Berharap Solusi Mujarab Angkutan Umum Yang Sekarat Pada Calon Wakil Rakyat


Ada sebuah celetukan dari seorang kawan yang karena menarik masih terngiang hingga sekarang. Teman saya bilang “hidup itu seperti roda, yang akan terus berputar, tentunya selama roda tidak kempes di perjalanan”. Saya sependapat dengan kawan saya. Saat menggelinding adakalanya satu bagian roda berada di atas begitu pula sebaliknya.
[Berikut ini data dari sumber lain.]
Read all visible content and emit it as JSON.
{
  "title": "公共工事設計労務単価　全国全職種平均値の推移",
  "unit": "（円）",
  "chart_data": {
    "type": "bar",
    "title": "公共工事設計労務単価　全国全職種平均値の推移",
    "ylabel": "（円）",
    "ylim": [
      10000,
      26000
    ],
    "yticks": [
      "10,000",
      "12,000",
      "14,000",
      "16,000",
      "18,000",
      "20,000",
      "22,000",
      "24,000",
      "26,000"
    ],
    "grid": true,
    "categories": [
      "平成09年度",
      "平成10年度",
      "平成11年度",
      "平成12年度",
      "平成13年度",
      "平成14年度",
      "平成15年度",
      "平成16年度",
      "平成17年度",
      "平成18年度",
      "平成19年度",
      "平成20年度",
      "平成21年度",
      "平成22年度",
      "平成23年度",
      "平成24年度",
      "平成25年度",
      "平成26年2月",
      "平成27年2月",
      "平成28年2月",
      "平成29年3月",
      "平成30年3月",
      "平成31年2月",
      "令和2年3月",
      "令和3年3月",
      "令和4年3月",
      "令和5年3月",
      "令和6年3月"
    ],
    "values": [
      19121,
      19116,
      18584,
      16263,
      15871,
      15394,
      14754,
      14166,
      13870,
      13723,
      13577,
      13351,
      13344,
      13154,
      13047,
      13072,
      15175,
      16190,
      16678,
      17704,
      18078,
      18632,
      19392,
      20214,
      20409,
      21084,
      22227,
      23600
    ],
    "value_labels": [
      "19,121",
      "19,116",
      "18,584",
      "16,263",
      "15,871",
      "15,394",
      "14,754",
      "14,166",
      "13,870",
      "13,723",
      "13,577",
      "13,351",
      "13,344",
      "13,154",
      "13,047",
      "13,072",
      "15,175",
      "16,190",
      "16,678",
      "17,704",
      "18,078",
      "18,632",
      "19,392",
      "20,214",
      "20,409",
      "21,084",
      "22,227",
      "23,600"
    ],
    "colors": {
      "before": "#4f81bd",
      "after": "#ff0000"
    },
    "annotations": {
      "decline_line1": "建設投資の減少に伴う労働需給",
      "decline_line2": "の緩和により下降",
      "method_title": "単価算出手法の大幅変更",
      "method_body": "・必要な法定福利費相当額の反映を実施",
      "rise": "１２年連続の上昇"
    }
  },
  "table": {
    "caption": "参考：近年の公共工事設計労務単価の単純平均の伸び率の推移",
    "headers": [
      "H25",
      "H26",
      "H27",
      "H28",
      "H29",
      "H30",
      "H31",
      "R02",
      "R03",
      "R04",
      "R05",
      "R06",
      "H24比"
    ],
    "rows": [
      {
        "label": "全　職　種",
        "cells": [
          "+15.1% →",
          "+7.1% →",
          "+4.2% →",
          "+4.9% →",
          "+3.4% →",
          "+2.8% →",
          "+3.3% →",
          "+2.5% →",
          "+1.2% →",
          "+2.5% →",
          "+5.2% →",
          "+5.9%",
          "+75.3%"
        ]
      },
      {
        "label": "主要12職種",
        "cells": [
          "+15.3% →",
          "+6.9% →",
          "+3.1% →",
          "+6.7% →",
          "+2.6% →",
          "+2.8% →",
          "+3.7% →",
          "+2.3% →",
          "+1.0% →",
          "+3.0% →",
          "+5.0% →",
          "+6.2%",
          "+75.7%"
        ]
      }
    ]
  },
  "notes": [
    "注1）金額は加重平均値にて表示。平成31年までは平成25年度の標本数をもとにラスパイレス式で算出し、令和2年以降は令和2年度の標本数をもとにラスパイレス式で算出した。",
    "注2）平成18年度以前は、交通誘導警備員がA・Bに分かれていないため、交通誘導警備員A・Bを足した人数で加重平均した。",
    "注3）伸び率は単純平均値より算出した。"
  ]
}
Bicara soal roda yang berputar saya jadi teringat soal angkutan umum di negeri ini, khususnya bus, angkot dan sejenisnya. Seperti celetukan teman saya tadi, angkutan umum tersebut saat ini memang masih terus menggelinding meski sayangnya sekarang berada pada posisi di bawah. Kondisi angkutan umum di negeri ini bisa dibilang memprihatinkan dan jika tak ada turut campur pemerintah atau wakil rakyat pihak yang bisa menyuarakan solusi perbaikan niscaya roda yang menggelinding pelan itu akan semakin terseok, kempes dan akhirnya berhenti di tempat.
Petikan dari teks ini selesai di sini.